There are surely untold numbers of excellent scientists who are sexist, but I know of at least one example in which sexism is resulting in Bad Science. I should say at the outset that I am not enraged, outraged, or even upset about this. I am rather entertained because the sexism-driven science is becoming absurdly bad, to the detriment of the scientific reputation of the Sexist Scientists, and I think that is a fair outcome of their behavior and actions.
The (vague) details:
A particular international group of scientists do not like a certain part of my research. I have maintained outwardly cordial relationships with them, but there have been some rough patches over the years. For example, one of them is the notorious pay-per-reviewer I wrote about last year at about this time. They have engaged in some sneaky behavior to find out what my recent research activities are -- they could just ask me and I would tell them, but I suppose that wouldn't be as much fun. They have written some 'attack' papers, mostly in low-impact journals. And I have heard some rather unambiguous rumors from more than one colleague to the effect of "International Professors X, Y, and/or Z hate you", even though I have not even met some of them in person.
Well, if they don't want to be my friends, then I don't want to be their friend either. Oh wait! We aren't in first grade anymore! I forgot for a moment.
I am reasonably sure that they hate me and my work because I am female. Circumstantial evidence: They do not similarly hate my male colleagues/coauthors who work closely with me on this research and similar topics, nor do they hate other male scientists with whom they disagree on various scientific topics. They focus their hate and anger on me specifically.
I have not done anything personally to attract such negative feelings. I have, however, published research that perhaps they wish they had thought of first. Or maybe my publications offend them for some other reasons. I really don't know. I just know they hate me and my work, and the best explanation is that it offends them that I am female and have published a lot on a certain topic.

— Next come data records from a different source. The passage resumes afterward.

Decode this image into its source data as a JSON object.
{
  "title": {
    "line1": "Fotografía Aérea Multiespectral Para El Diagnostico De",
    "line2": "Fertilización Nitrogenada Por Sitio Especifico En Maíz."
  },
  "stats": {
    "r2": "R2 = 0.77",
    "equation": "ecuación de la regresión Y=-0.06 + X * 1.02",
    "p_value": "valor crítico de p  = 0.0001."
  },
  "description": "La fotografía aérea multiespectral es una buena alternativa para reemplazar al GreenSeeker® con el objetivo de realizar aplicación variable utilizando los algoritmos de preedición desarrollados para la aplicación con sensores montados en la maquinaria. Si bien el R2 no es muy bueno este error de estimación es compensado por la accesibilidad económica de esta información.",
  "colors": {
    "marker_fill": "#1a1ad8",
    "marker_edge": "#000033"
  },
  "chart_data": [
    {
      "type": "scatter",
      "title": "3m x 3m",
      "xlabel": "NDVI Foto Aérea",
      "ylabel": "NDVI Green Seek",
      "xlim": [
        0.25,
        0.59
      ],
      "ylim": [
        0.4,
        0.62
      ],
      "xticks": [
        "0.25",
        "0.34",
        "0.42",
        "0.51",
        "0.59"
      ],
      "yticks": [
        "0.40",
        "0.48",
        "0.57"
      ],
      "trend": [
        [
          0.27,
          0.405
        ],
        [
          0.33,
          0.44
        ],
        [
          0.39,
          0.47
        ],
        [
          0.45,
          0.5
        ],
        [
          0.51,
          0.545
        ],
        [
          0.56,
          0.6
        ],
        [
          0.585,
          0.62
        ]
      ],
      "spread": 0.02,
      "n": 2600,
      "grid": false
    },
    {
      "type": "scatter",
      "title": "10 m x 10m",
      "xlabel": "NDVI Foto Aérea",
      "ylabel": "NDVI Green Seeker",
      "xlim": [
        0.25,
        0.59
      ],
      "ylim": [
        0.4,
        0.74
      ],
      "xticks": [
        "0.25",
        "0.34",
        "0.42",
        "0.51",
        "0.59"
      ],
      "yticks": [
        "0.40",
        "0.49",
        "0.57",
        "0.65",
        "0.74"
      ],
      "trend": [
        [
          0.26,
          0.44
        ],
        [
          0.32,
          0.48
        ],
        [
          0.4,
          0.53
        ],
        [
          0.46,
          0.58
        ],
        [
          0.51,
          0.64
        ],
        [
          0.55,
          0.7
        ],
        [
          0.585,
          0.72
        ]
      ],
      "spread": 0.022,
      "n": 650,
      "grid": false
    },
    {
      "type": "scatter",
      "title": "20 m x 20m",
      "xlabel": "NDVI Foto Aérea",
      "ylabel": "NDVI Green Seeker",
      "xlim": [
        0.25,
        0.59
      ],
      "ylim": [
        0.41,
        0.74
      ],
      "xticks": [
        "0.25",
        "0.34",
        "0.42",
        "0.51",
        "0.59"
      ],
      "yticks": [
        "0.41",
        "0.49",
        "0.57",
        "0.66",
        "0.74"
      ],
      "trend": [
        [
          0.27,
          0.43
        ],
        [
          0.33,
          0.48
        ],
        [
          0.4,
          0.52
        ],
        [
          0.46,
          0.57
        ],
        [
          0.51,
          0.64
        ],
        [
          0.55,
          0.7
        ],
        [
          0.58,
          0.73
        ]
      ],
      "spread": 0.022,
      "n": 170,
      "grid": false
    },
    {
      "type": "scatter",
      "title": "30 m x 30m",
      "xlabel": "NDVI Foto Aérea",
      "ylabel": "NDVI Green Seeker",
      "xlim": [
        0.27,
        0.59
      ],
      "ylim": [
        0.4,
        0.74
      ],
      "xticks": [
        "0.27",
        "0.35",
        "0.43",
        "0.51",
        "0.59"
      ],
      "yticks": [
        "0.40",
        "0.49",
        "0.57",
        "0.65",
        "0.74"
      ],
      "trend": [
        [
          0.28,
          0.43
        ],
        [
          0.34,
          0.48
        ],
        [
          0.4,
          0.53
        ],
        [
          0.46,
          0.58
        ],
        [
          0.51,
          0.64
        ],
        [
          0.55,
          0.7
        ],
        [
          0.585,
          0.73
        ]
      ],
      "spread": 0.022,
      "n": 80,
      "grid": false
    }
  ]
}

Oh well, so I can't be universally loved and respected by all. Lucky for me these guys are not very influential or even particularly good scientists, although they are not non-entities either. And they are very busy in their dislike of me.
I was thinking about this situation recently because a colleague emailed me after attending a small international meeting at which my name "came up quite a bit" in discussions. My colleague did not provide many other details, except to say that he got upset by some of these discussions and attempted to leave the room. He had to be convinced to stay. It would have been nice if he had challenged the rude people to a duel, but perhaps the fact that he expressed his severe discontent with the tone and content of the discussion somehow registered with these guys.
I can afford to be bemused rather than upset about the situation because it has very little effect on me. I am enjoying this part of my research immensely (for scientific reasons) and have continued to receive funding and publish my work. I suppose that sounds smug, but a more accurate word would be "contented". I love my work and am happy with how it has been going so far.
I can also afford to be bemused because the work they have done in response to my research has become increasingly bizarre and desperate over the years. It's as if they are willing to propose anything as long as it is different from my ideas and observations, even if what they propose is not based on data and/or violates the laws of physics, thermodynamics, and reason.
For example, if I say that there are purple kangaroos hopping around on Jupiter, they will say that there are green kangaroos hopping around on Jupiter; or that there are purple kangaroos, but not on Jupiter, they are on an extra-solar planet that has yet to be discovered; or that there are purple creatures on Jupiter, but they are definitely not kangaroos, they are bandicoots. If I provide absolutely solid and reproducible documentation of the purple Jovian kangaroos, they say that in fact they knew there were purple kangaroos and knew it before I did even though they didn't get around to publishing this fact, but I am still wrong about the mechanism by which the kangaroos hop, the average height of the hops, and the shade of purple of at least a few of the kangaroos. And furthermore, even though I didn't say anything about the effect of kangaroo hopping on Jupiter's orbit, if I had said something about this topic, I would have been wrong.
I therefore conclude that sexism is driving them mad and that this is dramatically decreasing the quality of their research and that, in this case, sexism is the cause of bad science. If only it were so in more cases.
Note: Comment moderation will be sporadic this week, but I will get to all comments as time permits.